The recent Sober.AH epidemic could form part of an orchestrated neo-Nazi strategy to saturate mailboxes worldwide with pro-Nazi spam, security experts have warned.
According to analysis of the worm's code conducted by PandaLabs, this malware is designed to connect to numerous servers between the Jan. 5 and 6, 2006, the anniversary of the German Nazi Party's formation.
This could enable it, among other actions, to download a malicious file which could turn computers infected by Sober.AH into zombies, spreading "political" spam.
The theory behind this possible attack is thought to be based on events associated with previous versions of Sober. In June 2004, Sober.H sent emails to thousands of users – mainly German and Dutch – with content such as "what Germany needs is German children," or other racist messages. This attack was related to the following day's elections for the European Parliament.
"We are seeing an increasing number of attacks related to so-called 'hacktivism,' that is, cybercrime with a political slant," said Luis Corrons, director of PandaLabs. "Bear in mind that IT has become a key resource in society and so these kinds of large-scale attacks do not just make waves in the media but can also, depending on the seriousness, have grave consequences at all levels."
Corrons warned that there could still be a "considerable number" of computers infected by Sober.AH. This worm, towards the end of November 2005, caused an Orange Virus Alert due to the number of incidents reported around the world. Even today, it is still one of the viruses most frequently detected by Panda ActiveScan, which underlines the fact that it is still widely distributed.

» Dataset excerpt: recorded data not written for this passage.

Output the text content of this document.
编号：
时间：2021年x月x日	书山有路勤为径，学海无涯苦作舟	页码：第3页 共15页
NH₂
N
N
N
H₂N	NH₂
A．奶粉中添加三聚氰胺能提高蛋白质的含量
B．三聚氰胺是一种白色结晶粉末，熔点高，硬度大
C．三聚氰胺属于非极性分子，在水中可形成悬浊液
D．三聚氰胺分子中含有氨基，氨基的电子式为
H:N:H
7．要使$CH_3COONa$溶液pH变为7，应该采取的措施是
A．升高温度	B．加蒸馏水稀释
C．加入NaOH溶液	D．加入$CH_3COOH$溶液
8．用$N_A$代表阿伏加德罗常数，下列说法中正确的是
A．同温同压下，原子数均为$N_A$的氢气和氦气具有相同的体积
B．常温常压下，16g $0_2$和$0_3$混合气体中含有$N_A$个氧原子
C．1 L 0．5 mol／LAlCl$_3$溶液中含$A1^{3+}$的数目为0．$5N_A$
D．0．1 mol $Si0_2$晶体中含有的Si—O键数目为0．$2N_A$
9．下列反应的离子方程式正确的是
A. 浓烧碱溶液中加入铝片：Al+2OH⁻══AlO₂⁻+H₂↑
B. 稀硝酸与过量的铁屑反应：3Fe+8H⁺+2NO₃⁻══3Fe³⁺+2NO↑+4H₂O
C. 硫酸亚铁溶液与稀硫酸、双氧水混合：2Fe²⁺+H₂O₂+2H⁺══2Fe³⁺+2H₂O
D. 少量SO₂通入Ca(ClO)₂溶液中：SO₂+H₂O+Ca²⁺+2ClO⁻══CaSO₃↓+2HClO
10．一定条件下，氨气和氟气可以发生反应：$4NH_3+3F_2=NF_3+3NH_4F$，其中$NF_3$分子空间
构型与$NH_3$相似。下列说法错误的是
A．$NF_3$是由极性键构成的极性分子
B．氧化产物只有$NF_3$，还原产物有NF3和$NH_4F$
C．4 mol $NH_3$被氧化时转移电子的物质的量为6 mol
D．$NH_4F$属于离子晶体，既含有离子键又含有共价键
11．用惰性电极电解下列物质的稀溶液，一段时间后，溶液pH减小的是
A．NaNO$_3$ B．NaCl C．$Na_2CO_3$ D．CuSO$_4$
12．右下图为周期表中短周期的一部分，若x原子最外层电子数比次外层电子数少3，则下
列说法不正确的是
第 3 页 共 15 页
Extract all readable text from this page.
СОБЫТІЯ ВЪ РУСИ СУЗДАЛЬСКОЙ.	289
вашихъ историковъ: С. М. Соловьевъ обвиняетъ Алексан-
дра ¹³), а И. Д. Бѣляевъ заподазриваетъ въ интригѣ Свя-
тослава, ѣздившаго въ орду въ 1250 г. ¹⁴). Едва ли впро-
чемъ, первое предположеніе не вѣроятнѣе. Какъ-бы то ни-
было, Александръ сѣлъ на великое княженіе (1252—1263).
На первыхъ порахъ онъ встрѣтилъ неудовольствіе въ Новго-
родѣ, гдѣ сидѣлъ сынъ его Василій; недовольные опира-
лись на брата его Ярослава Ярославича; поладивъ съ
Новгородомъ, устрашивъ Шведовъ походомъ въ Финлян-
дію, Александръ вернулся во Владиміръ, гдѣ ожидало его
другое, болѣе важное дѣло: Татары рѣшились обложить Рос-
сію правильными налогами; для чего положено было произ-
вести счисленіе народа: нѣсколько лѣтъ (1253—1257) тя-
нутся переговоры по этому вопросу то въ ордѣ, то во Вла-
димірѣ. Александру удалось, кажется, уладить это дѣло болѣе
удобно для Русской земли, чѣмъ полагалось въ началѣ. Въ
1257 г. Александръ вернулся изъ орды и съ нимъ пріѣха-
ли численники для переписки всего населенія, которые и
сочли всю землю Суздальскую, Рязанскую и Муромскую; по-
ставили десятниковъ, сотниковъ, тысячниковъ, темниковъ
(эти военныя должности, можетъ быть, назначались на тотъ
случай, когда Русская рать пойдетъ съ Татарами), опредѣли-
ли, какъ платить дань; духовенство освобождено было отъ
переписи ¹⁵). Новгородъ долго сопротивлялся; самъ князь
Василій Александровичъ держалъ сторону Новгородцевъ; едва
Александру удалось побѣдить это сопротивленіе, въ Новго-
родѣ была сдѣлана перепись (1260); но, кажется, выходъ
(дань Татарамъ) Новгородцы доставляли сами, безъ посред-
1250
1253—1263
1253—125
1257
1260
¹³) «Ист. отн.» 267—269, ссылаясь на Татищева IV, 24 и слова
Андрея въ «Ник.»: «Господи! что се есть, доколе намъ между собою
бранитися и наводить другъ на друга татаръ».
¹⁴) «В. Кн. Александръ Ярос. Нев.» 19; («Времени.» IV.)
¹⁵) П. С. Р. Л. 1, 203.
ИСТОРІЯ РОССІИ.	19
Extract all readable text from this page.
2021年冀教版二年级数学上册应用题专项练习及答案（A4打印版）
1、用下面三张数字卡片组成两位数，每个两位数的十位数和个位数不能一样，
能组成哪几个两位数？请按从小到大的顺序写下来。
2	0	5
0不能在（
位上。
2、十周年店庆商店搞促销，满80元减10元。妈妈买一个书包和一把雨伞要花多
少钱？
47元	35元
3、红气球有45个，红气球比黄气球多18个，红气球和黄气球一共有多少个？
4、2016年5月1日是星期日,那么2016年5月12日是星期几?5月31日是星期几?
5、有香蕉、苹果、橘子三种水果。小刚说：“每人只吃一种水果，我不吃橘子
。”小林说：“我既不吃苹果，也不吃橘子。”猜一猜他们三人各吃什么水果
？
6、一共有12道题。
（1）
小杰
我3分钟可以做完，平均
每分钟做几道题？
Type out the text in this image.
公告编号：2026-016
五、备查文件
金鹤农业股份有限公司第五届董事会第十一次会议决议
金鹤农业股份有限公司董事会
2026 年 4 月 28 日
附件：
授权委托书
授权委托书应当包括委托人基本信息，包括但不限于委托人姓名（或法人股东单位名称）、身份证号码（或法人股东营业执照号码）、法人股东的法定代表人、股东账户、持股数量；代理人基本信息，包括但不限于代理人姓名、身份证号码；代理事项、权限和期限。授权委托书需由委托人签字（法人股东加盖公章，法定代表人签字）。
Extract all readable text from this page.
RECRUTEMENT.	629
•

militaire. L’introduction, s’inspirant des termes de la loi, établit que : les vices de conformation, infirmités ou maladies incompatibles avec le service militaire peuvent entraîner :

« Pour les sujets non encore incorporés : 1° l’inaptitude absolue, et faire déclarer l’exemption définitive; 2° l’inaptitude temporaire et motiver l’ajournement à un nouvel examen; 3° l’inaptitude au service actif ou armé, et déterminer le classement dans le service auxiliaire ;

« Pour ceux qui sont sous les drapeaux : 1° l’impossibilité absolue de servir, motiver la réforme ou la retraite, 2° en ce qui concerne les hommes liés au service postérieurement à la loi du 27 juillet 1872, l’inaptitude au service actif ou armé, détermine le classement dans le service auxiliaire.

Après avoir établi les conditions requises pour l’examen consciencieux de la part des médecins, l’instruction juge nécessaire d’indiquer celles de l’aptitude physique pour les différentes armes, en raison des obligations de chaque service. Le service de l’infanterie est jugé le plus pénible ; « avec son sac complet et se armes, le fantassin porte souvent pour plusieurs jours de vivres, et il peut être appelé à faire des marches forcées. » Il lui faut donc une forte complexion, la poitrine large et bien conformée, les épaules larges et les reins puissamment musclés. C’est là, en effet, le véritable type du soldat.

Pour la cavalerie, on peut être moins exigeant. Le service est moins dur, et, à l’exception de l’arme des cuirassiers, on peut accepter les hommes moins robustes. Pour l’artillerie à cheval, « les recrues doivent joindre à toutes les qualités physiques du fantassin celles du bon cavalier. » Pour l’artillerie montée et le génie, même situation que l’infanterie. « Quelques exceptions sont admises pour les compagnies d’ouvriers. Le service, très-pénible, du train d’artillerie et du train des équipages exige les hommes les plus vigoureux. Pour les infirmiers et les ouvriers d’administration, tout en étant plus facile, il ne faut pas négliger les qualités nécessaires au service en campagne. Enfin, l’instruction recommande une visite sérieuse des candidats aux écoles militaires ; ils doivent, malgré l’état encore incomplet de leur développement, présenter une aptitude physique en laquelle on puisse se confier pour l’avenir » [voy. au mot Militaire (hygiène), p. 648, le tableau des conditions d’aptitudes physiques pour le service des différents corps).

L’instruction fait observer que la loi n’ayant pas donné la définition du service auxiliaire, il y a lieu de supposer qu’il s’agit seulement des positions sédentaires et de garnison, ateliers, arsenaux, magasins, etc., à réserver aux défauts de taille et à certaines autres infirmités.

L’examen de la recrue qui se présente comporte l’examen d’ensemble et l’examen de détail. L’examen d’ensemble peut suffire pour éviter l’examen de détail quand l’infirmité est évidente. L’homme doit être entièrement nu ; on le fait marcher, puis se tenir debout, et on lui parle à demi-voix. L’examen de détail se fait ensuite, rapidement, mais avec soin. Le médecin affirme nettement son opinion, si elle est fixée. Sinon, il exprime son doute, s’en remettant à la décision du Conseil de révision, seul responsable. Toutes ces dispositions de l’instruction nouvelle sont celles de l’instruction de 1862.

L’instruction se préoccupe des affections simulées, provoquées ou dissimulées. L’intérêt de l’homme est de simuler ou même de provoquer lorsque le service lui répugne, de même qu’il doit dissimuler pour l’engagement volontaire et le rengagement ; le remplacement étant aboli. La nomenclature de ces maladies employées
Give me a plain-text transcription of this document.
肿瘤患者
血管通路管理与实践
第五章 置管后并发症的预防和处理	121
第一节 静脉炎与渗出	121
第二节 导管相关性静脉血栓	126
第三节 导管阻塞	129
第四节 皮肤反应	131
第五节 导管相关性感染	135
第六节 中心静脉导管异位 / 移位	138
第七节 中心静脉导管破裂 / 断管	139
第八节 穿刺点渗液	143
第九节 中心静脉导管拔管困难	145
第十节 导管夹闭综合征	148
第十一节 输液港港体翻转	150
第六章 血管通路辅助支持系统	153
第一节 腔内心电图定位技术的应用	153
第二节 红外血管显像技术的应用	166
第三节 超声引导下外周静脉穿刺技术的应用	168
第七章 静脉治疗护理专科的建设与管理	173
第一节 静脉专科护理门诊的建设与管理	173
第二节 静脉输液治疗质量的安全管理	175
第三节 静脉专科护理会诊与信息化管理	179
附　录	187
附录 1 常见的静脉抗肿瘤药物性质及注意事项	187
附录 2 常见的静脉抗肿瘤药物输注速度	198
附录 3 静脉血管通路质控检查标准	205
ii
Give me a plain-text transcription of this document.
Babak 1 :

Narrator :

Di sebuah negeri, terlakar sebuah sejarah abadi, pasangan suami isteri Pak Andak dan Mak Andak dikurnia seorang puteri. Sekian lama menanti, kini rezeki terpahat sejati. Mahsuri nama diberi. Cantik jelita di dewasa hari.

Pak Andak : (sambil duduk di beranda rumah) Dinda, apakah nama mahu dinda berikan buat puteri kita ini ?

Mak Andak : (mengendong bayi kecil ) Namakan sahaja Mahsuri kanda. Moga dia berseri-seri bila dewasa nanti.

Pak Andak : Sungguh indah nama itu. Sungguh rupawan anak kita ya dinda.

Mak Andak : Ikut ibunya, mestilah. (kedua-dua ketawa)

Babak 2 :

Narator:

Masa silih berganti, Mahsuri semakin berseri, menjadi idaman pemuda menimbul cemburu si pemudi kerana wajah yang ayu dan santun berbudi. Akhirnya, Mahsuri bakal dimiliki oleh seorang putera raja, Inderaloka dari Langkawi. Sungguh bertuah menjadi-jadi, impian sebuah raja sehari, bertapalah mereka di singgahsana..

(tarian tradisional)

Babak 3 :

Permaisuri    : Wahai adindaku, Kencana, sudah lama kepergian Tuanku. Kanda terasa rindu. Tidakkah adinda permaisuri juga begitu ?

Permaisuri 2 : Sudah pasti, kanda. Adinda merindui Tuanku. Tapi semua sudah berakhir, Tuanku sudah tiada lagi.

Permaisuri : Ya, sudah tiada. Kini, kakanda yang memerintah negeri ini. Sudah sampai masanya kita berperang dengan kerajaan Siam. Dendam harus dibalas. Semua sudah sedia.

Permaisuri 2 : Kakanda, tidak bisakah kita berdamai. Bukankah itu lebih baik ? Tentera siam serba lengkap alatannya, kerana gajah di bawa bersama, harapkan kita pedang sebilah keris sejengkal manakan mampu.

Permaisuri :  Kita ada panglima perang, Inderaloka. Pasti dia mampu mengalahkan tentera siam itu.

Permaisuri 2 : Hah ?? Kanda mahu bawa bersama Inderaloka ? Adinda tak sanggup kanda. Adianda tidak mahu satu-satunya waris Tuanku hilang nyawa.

To prevent a possible attack from Sober.AH, Corrons stresses it must be removed from all infected computers. People should be suspicious, especially where there are computers without sufficient antivirus protection, or where the protection is not updated.
"Remember that Sober.AH caused the most serious epidemic in 2005, and so many computers could have been affected without users realizing it. Such computers will be the ones that carry out a possible attack in January. A computer connected to the internet could become the source of malicious code others users if adequate measures are not taken," said Corrons.